Dear Mistress Maeve,
I have a problem concerning my husband's best friend that I hope you can help me take care of discreetly. They have been best friends since grade school, and I would hate to see my husband lose his best friend over this. I've been married to my husband for three years, and we were together for two years before that. Nearly the entire time, his best friend has been coming on to me. It started out with just jokes and flirting, most of the time right in front of my husband, who would just laugh it off because his friend has always been known as the "class clown." But, recently, he seems more serious in his advances. He's even made comments about what would have happened if he had "met me first." When I look uncomfortable, he's quick to make a joke and smooth things over.

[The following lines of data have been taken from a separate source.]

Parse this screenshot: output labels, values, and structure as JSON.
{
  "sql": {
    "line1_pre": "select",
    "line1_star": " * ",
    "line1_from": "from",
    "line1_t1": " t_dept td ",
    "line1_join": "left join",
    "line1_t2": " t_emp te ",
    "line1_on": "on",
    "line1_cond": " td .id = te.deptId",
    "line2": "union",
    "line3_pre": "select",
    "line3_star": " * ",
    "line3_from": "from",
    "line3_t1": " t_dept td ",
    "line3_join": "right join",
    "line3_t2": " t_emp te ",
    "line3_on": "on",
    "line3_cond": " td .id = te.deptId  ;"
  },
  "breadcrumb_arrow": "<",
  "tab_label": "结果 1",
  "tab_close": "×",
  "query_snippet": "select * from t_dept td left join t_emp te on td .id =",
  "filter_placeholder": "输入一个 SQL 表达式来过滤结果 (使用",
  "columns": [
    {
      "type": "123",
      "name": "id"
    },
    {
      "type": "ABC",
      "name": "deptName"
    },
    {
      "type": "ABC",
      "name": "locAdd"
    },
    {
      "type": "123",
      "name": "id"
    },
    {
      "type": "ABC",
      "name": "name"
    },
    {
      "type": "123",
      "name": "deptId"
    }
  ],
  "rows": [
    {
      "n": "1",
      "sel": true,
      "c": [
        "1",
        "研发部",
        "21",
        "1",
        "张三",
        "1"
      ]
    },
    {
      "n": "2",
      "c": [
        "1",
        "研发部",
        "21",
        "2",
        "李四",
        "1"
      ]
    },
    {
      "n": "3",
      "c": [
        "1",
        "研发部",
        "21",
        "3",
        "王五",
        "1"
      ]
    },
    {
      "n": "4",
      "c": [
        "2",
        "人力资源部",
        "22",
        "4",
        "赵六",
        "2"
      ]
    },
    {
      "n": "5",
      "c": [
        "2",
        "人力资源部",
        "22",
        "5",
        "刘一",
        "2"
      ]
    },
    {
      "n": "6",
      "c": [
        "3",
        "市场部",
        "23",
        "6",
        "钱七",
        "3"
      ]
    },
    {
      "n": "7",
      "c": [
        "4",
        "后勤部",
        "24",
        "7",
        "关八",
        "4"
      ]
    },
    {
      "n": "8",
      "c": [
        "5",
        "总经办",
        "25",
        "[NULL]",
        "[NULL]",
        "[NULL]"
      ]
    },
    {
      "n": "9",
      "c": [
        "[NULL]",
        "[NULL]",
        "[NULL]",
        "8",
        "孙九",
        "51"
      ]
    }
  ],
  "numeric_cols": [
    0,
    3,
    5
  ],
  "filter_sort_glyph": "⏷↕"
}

My husband would be devastated to learn that his best friend is really trying to make a move on me. I just want him to drop this nonsense. How would you handle this situation?
Thanks,
Not Laughing
Dear NL,
Well, my dear, I wouldn't have to handle this situation, because I would have nipped it in the bud long ago. You need to deal with this guy immediately. It sounds like his behavior has escalated over the years, and you must put a stop to it before it goes any further.
I know you want to protect your husband and their friendship, but I assure you — he's no friend to your husband. You need to think about keeping your relationship with your husband healthy, open and honest — keeping secrets only erodes your connection. Have a talk with your hubby and explain that while he may think his best friend is joking around, you are convinced otherwise. Tell him that you feel uncomfortable, and relay recent comments his "best friend" has made to you privately.
See what your husband has to say. Given their friendship, he may want to deal with the situation man to man, or he may suggest that you put your foot down next time it happens. Either way, you need your husband's support on this, and I wouldn't recommend approaching the friend before you speak with hubby — it could blow the situation wide open, leaving your husband wondering why he was kept in the dark.
And one more thing — be ready for a less-than-supportive initial response from your husband. You're right — he will be devastated, and he might not want to believe his best friend is after his wife. Be kind, but also be steadfast. You've put up with this long enough, and it's time for hubby to back you up.